Ruth Naomi (Jones) McCallum

Memories of Jamie Reaney about Ruth Naomi (Nanny)

Note: Jamie was a very close childhood friend of both my mother and her sister, Loie. He wrote many plays and poems, was frequently published and had quite a few plays performed at Stratford. In reading these plays, I could pick out the characters that represented my mother and Loie. One of those plays was, ''Colors in the Dark.'


How can we say your life is over
When so many things you said and did Still, and always will,
Reverberate in our minds, our memories And our hearts?

You were a mother who once said to me
As you were giving Bonnie and Christine Violin lessons on their tiny fiddles,
You said that you aim was to give them Such a happy childhood it would keep them No matter what happened to them,

Happy for the rest of their lives

First time I saw you to remember you
Was on September 1, 1933
My first day at Elmhurst School.
With young Maxine you walked up the road To talk to the teacher, Miss Coveney 
at the door, and then walked back up the road, Over the railway tracks and down the Old Road To where you were living with a second daughter, Loie,

Not old enough yet for school.

Actually, I would have seen you sooner,
Because you played piano at the Sunday School,
Also held at Elmhurst School,
Where your father, Charles Jones, was
Superintendent
Such hymns as Beulah Land and Shall we Gather at the River With arpeggios and extra chordings
You rippled up and down the piano
In a very rhythmic, slightly jazzy way
That was white bluesy.
Above the piano, by the way,
Was a picture of Ruth and Naomi.
When, later in 1979, in an interview,
I taped your piano playing,

You were teaching, that way of playing to others You said: ‘'I've taught everybody
The butcher, the baker, the candlestick
maker,

Even my own doctor.’'

On your first day at school, over at Brocksden,
Your brothers drove you over there In a buckboard wagon.

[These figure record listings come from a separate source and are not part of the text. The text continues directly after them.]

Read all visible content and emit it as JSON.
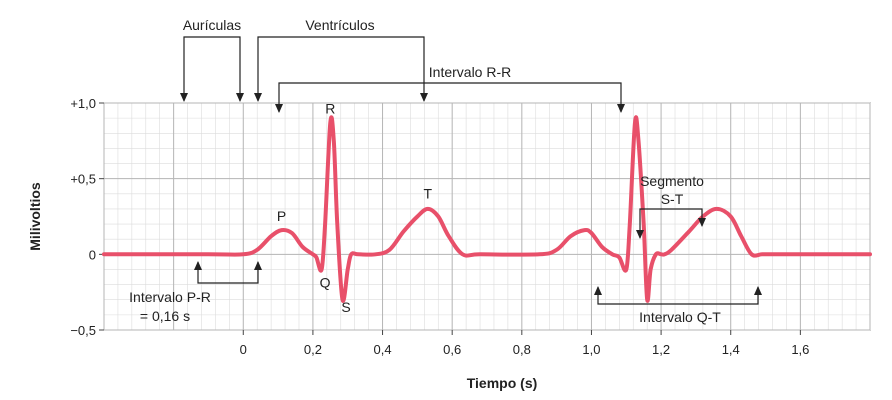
{
  "chart_data": {
    "type": "line",
    "xlabel": "Tiempo (s)",
    "ylabel": "Milivoltios",
    "xlim": [
      -0.4,
      1.8
    ],
    "ylim": [
      -0.5,
      1.0
    ],
    "x_ticks": [
      {
        "value": 0,
        "label": "0"
      },
      {
        "value": 0.2,
        "label": "0,2"
      },
      {
        "value": 0.4,
        "label": "0,4"
      },
      {
        "value": 0.6,
        "label": "0,6"
      },
      {
        "value": 0.8,
        "label": "0,8"
      },
      {
        "value": 1.0,
        "label": "1,0"
      },
      {
        "value": 1.2,
        "label": "1,2"
      },
      {
        "value": 1.4,
        "label": "1,4"
      },
      {
        "value": 1.6,
        "label": "1,6"
      }
    ],
    "y_ticks": [
      {
        "value": 1.0,
        "label": "+1,0"
      },
      {
        "value": 0.5,
        "label": "+0,5"
      },
      {
        "value": 0,
        "label": "0"
      },
      {
        "value": -0.5,
        "label": "−0,5"
      }
    ],
    "grid": true,
    "line_color": "#e8506a",
    "series": [
      {
        "x": [
          -0.4,
          -0.1,
          0.0,
          0.04,
          0.08,
          0.11,
          0.14,
          0.17,
          0.2,
          0.21,
          0.225,
          0.235,
          0.25,
          0.26,
          0.27,
          0.285,
          0.3,
          0.31,
          0.33,
          0.38,
          0.42,
          0.46,
          0.5,
          0.53,
          0.56,
          0.59,
          0.63,
          0.68,
          0.85,
          0.9,
          0.94,
          0.98,
          1.0,
          1.03,
          1.06,
          1.08,
          1.1,
          1.11,
          1.125,
          1.135,
          1.15,
          1.16,
          1.17,
          1.185,
          1.2,
          1.21,
          1.23,
          1.28,
          1.32,
          1.36,
          1.4,
          1.43,
          1.46,
          1.49,
          1.53,
          1.6,
          1.8
        ],
        "y": [
          0,
          0,
          0,
          0.03,
          0.12,
          0.16,
          0.14,
          0.05,
          0,
          -0.02,
          -0.1,
          0.2,
          0.87,
          0.75,
          0.2,
          -0.3,
          -0.1,
          0,
          0,
          0,
          0.03,
          0.15,
          0.25,
          0.3,
          0.25,
          0.12,
          0,
          0,
          0,
          0.03,
          0.12,
          0.16,
          0.14,
          0.05,
          0,
          -0.02,
          -0.1,
          0.2,
          0.87,
          0.75,
          0.2,
          -0.3,
          -0.1,
          0,
          0,
          0,
          0.03,
          0.15,
          0.25,
          0.3,
          0.25,
          0.12,
          0,
          0,
          0,
          0,
          0
        ]
      }
    ],
    "wave_labels": [
      {
        "text": "P",
        "x": 0.11,
        "y": 0.22
      },
      {
        "text": "R",
        "x": 0.25,
        "y": 0.93
      },
      {
        "text": "Q",
        "x": 0.235,
        "y": -0.22
      },
      {
        "text": "S",
        "x": 0.295,
        "y": -0.38
      },
      {
        "text": "T",
        "x": 0.53,
        "y": 0.37
      }
    ],
    "annotations": {
      "auriculas": "Aurículas",
      "ventriculos": "Ventrículos",
      "rr": "Intervalo R-R",
      "pr_line1": "Intervalo P-R",
      "pr_line2": "= 0,16 s",
      "st_line1": "Segmento",
      "st_line2": "S-T",
      "qt": "Intervalo Q-T"
    }
  }
}
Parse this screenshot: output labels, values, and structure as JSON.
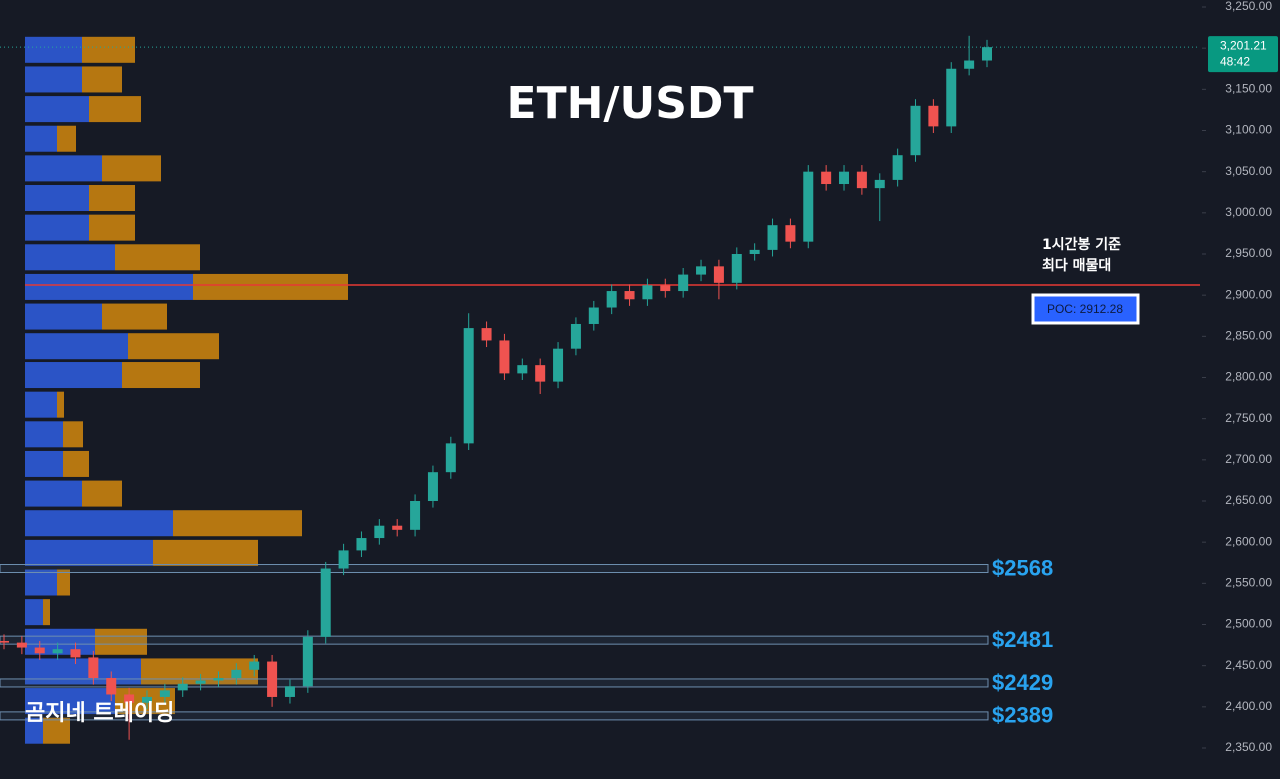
{
  "chart_data": {
    "type": "candlestick",
    "title": "ETH/USDT",
    "watermark": "곰지네 트레이딩",
    "ylim": [
      2350,
      3250
    ],
    "yticks": [
      {
        "value": 2350,
        "label": "2,350.00"
      },
      {
        "value": 2400,
        "label": "2,400.00"
      },
      {
        "value": 2450,
        "label": "2,450.00"
      },
      {
        "value": 2500,
        "label": "2,500.00"
      },
      {
        "value": 2550,
        "label": "2,550.00"
      },
      {
        "value": 2600,
        "label": "2,600.00"
      },
      {
        "value": 2650,
        "label": "2,650.00"
      },
      {
        "value": 2700,
        "label": "2,700.00"
      },
      {
        "value": 2750,
        "label": "2,750.00"
      },
      {
        "value": 2800,
        "label": "2,800.00"
      },
      {
        "value": 2850,
        "label": "2,850.00"
      },
      {
        "value": 2900,
        "label": "2,900.00"
      },
      {
        "value": 2950,
        "label": "2,950.00"
      },
      {
        "value": 3000,
        "label": "3,000.00"
      },
      {
        "value": 3050,
        "label": "3,050.00"
      },
      {
        "value": 3100,
        "label": "3,100.00"
      },
      {
        "value": 3150,
        "label": "3,150.00"
      },
      {
        "value": 3200,
        "label": "3,200.00"
      },
      {
        "value": 3250,
        "label": "3,250.00"
      }
    ],
    "up_color": "#26a69a",
    "down_color": "#ef5350",
    "open": [
      2480,
      2478,
      2472,
      2465,
      2470,
      2460,
      2435,
      2415,
      2405,
      2412,
      2420,
      2428,
      2432,
      2435,
      2445,
      2455,
      2412,
      2425,
      2485,
      2568,
      2590,
      2605,
      2620,
      2615,
      2650,
      2685,
      2720,
      2860,
      2845,
      2805,
      2815,
      2795,
      2835,
      2865,
      2885,
      2905,
      2895,
      2912,
      2905,
      2925,
      2935,
      2915,
      2950,
      2955,
      2985,
      2965,
      3050,
      3035,
      3050,
      3030,
      3040,
      3070,
      3130,
      3105,
      3175,
      3185
    ],
    "high": [
      2488,
      2486,
      2480,
      2478,
      2478,
      2468,
      2443,
      2423,
      2420,
      2428,
      2436,
      2440,
      2443,
      2453,
      2463,
      2463,
      2433,
      2493,
      2576,
      2598,
      2613,
      2628,
      2628,
      2658,
      2693,
      2728,
      2878,
      2868,
      2853,
      2823,
      2823,
      2843,
      2873,
      2893,
      2913,
      2913,
      2920,
      2920,
      2933,
      2943,
      2943,
      2958,
      2963,
      2993,
      2993,
      3058,
      3058,
      3058,
      3058,
      3048,
      3078,
      3138,
      3138,
      3183,
      3215,
      3210
    ],
    "low": [
      2470,
      2464,
      2457,
      2457,
      2452,
      2427,
      2407,
      2360,
      2397,
      2404,
      2412,
      2420,
      2424,
      2427,
      2437,
      2400,
      2404,
      2417,
      2477,
      2560,
      2582,
      2597,
      2607,
      2607,
      2642,
      2677,
      2712,
      2837,
      2797,
      2797,
      2780,
      2787,
      2827,
      2857,
      2877,
      2887,
      2887,
      2897,
      2897,
      2917,
      2895,
      2907,
      2942,
      2947,
      2957,
      2957,
      3027,
      3027,
      3022,
      2990,
      3032,
      3062,
      3097,
      3097,
      3167,
      3177
    ],
    "close": [
      2478,
      2472,
      2465,
      2470,
      2460,
      2435,
      2415,
      2405,
      2412,
      2420,
      2428,
      2432,
      2435,
      2445,
      2455,
      2412,
      2425,
      2485,
      2568,
      2590,
      2605,
      2620,
      2615,
      2650,
      2685,
      2720,
      2860,
      2845,
      2805,
      2815,
      2795,
      2835,
      2865,
      2885,
      2905,
      2895,
      2912,
      2905,
      2925,
      2935,
      2915,
      2950,
      2955,
      2985,
      2965,
      3050,
      3035,
      3050,
      3030,
      3040,
      3070,
      3130,
      3105,
      3175,
      3185,
      3201.21
    ],
    "volume_profile": {
      "price": [
        3198,
        3162,
        3126,
        3090,
        3054,
        3018,
        2982,
        2946,
        2910,
        2874,
        2838,
        2803,
        2767,
        2731,
        2695,
        2659,
        2623,
        2587,
        2551,
        2515,
        2479,
        2443,
        2407,
        2371
      ],
      "buy": [
        57,
        57,
        64,
        32,
        77,
        64,
        64,
        90,
        168,
        77,
        103,
        97,
        32,
        38,
        38,
        57,
        148,
        128,
        32,
        18,
        70,
        116,
        90,
        18
      ],
      "sell": [
        53,
        40,
        52,
        19,
        59,
        46,
        46,
        85,
        155,
        65,
        91,
        78,
        7,
        20,
        26,
        40,
        129,
        105,
        13,
        7,
        52,
        117,
        60,
        27
      ],
      "buy_color": "#2e5bd8",
      "sell_color": "#c8820f"
    },
    "levels": [
      {
        "value": 2568,
        "label": "$2568"
      },
      {
        "value": 2481,
        "label": "$2481"
      },
      {
        "value": 2429,
        "label": "$2429"
      },
      {
        "value": 2389,
        "label": "$2389"
      }
    ],
    "poc": {
      "value": 2912.28,
      "label": "POC: 2912.28",
      "color": "#e53935"
    },
    "annotation": [
      "1시간봉 기준",
      "최다 매물대"
    ],
    "last_price": {
      "value": 3201.21,
      "label": "3,201.21"
    },
    "countdown": "48:42"
  }
}
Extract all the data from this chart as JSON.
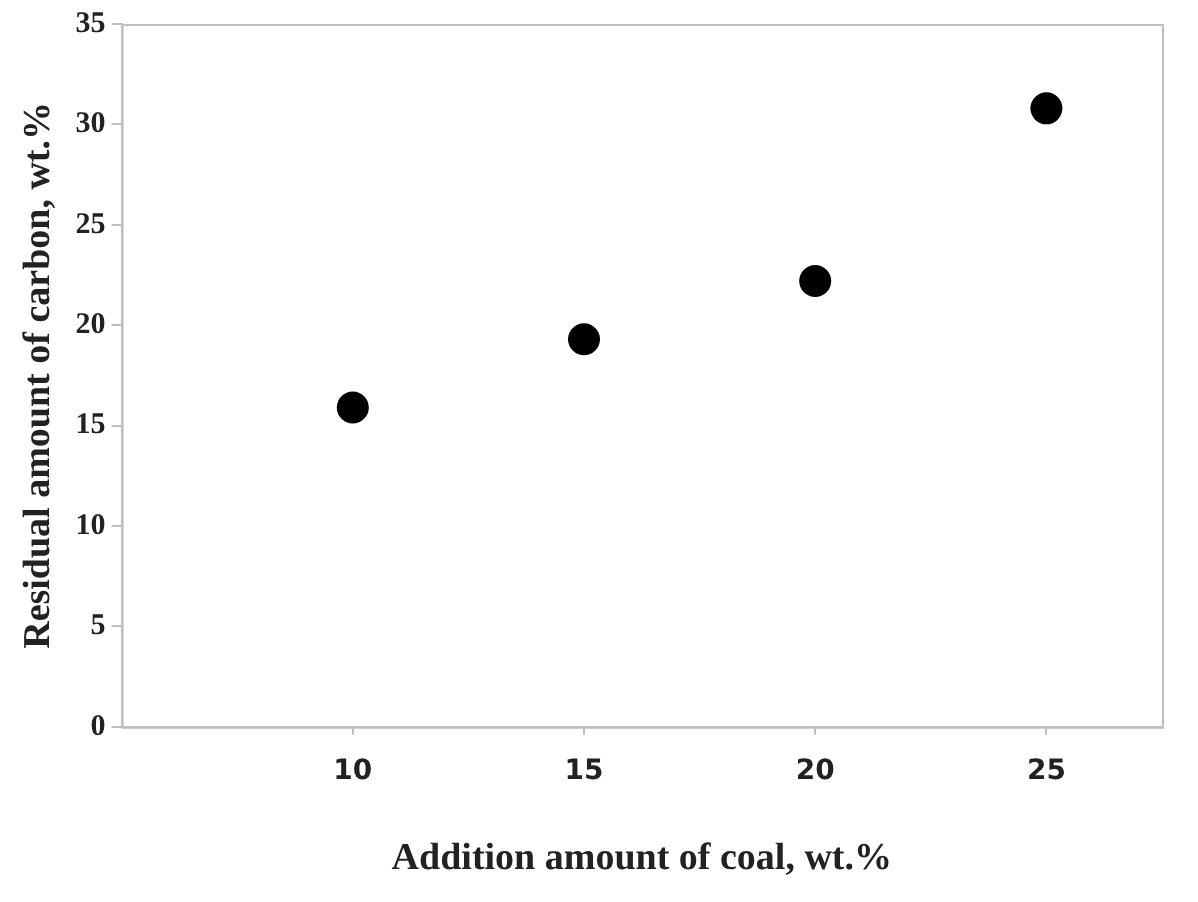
{
  "chart_data": {
    "type": "scatter",
    "xlabel": "Addition amount of coal, wt.%",
    "ylabel": "Residual amount of carbon, wt.%",
    "x": [
      10,
      15,
      20,
      25
    ],
    "series": [
      {
        "color": "#000000",
        "values": [
          15.9,
          19.3,
          22.2,
          30.8
        ]
      }
    ],
    "xlim": [
      5,
      27.5
    ],
    "xticks": [
      10,
      15,
      20,
      25
    ],
    "ylim": [
      0,
      35
    ],
    "yticks": [
      0,
      5,
      10,
      15,
      20,
      25,
      30,
      35
    ],
    "marker": "circle",
    "grid": false,
    "legend": false
  }
}
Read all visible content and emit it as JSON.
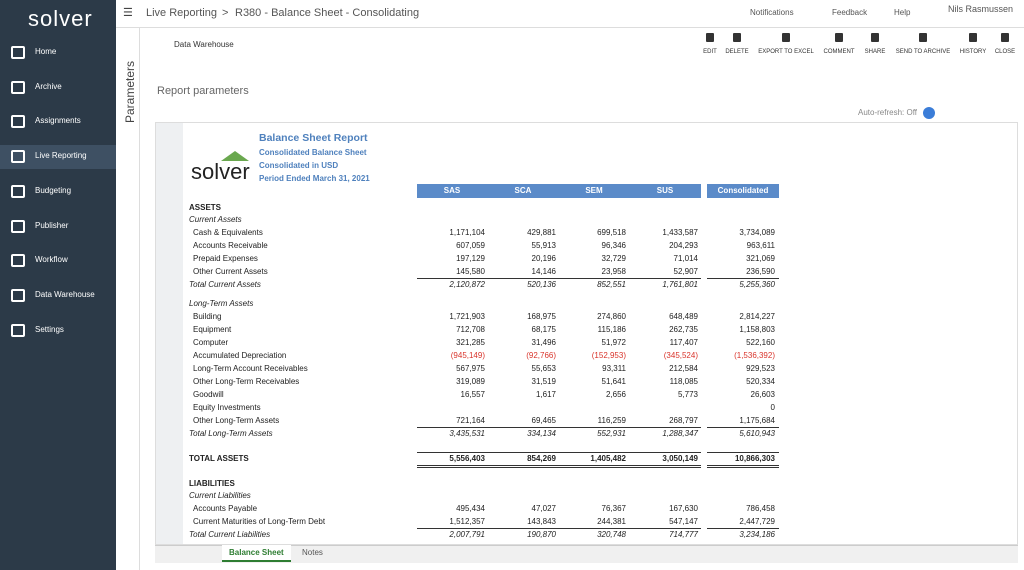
{
  "app": {
    "logo": "solver"
  },
  "sidebar": {
    "items": [
      "Home",
      "Archive",
      "Assignments",
      "Live Reporting",
      "Budgeting",
      "Publisher",
      "Workflow",
      "Data Warehouse",
      "Settings"
    ]
  },
  "topbar": {
    "breadcrumb": [
      "Live Reporting",
      "R380 - Balance Sheet - Consolidating"
    ],
    "separator": ">",
    "notifications": "Notifications",
    "feedback": "Feedback",
    "help": "Help",
    "user": "Nils Rasmussen"
  },
  "panel": {
    "label": "Parameters"
  },
  "toolbar": {
    "source": "Data Warehouse",
    "actions": [
      "EDIT",
      "DELETE",
      "EXPORT TO EXCEL",
      "COMMENT",
      "SHARE",
      "SEND TO ARCHIVE",
      "HISTORY",
      "CLOSE"
    ]
  },
  "report_parameters": "Report parameters",
  "auto_refresh": "Auto-refresh: Off",
  "report": {
    "logo": "solver",
    "title": "Balance Sheet Report",
    "subtitles": [
      "Consolidated Balance Sheet",
      "Consolidated in USD",
      "Period Ended March 31, 2021"
    ],
    "columns": [
      "SAS",
      "SCA",
      "SEM",
      "SUS",
      "Consolidated"
    ],
    "sections": [
      {
        "heading": "ASSETS",
        "groups": [
          {
            "title": "Current Assets",
            "rows": [
              {
                "label": "Cash & Equivalents",
                "values": [
                  "1,171,104",
                  "429,881",
                  "699,518",
                  "1,433,587",
                  "3,734,089"
                ]
              },
              {
                "label": "Accounts Receivable",
                "values": [
                  "607,059",
                  "55,913",
                  "96,346",
                  "204,293",
                  "963,611"
                ]
              },
              {
                "label": "Prepaid Expenses",
                "values": [
                  "197,129",
                  "20,196",
                  "32,729",
                  "71,014",
                  "321,069"
                ]
              },
              {
                "label": "Other Current Assets",
                "values": [
                  "145,580",
                  "14,146",
                  "23,958",
                  "52,907",
                  "236,590"
                ]
              }
            ],
            "total": {
              "label": "Total Current Assets",
              "values": [
                "2,120,872",
                "520,136",
                "852,551",
                "1,761,801",
                "5,255,360"
              ]
            }
          },
          {
            "title": "Long-Term Assets",
            "rows": [
              {
                "label": "Building",
                "values": [
                  "1,721,903",
                  "168,975",
                  "274,860",
                  "648,489",
                  "2,814,227"
                ]
              },
              {
                "label": "Equipment",
                "values": [
                  "712,708",
                  "68,175",
                  "115,186",
                  "262,735",
                  "1,158,803"
                ]
              },
              {
                "label": "Computer",
                "values": [
                  "321,285",
                  "31,496",
                  "51,972",
                  "117,407",
                  "522,160"
                ]
              },
              {
                "label": "Accumulated Depreciation",
                "values": [
                  "(945,149)",
                  "(92,766)",
                  "(152,953)",
                  "(345,524)",
                  "(1,536,392)"
                ]
              },
              {
                "label": "Long-Term Account Receivables",
                "values": [
                  "567,975",
                  "55,653",
                  "93,311",
                  "212,584",
                  "929,523"
                ]
              },
              {
                "label": "Other Long-Term Receivables",
                "values": [
                  "319,089",
                  "31,519",
                  "51,641",
                  "118,085",
                  "520,334"
                ]
              },
              {
                "label": "Goodwill",
                "values": [
                  "16,557",
                  "1,617",
                  "2,656",
                  "5,773",
                  "26,603"
                ]
              },
              {
                "label": "Equity Investments",
                "values": [
                  null,
                  null,
                  null,
                  null,
                  "0"
                ]
              },
              {
                "label": "Other Long-Term Assets",
                "values": [
                  "721,164",
                  "69,465",
                  "116,259",
                  "268,797",
                  "1,175,684"
                ]
              }
            ],
            "total": {
              "label": "Total Long-Term Assets",
              "values": [
                "3,435,531",
                "334,134",
                "552,931",
                "1,288,347",
                "5,610,943"
              ]
            }
          }
        ],
        "total": {
          "label": "TOTAL ASSETS",
          "values": [
            "5,556,403",
            "854,269",
            "1,405,482",
            "3,050,149",
            "10,866,303"
          ]
        }
      },
      {
        "heading": "LIABILITIES",
        "groups": [
          {
            "title": "Current Liabilities",
            "rows": [
              {
                "label": "Accounts Payable",
                "values": [
                  "495,434",
                  "47,027",
                  "76,367",
                  "167,630",
                  "786,458"
                ]
              },
              {
                "label": "Current Maturities of Long-Term Debt",
                "values": [
                  "1,512,357",
                  "143,843",
                  "244,381",
                  "547,147",
                  "2,447,729"
                ]
              }
            ],
            "total": {
              "label": "Total Current Liabilities",
              "values": [
                "2,007,791",
                "190,870",
                "320,748",
                "714,777",
                "3,234,186"
              ]
            }
          }
        ]
      }
    ]
  },
  "tabs": [
    "Balance Sheet",
    "Notes"
  ]
}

A tramp drowned himself in nearby Paff’s pond.
You remembered his shoes hanging up For a long time on the back door of your parents’ house.

Aged twelve, you started to learn guitar. Years later, during the Elvis Presley period, Mothers anxious of their sons to make a fortune
Brought them to you for lessons
For so long you finally had to learn the 14th position.
On cold days you liked reading
With your feet in the over,
An unchopped stick of wood
Burning down in the stove.

Piano you played for Stratford’s first radio station,
K 10, on hot summer days, you put talcum powder

On the keys or your fingers would slip. You ran a music store, you drove a car, Broke your wrist when you bumped into a freight train

At the Albert Street crossing.
You took drawing lessons, correspondence
course.
I remember coats of provincial arms you
drew
For a Women’s Institute booth at the Fair.
You did a poster for my first play
At Stratford Collegiate
You once said to me, ‘’Jimmie, you can’t stop progress.’' I don’t know about that, but I know that thinking of you Will always stop time.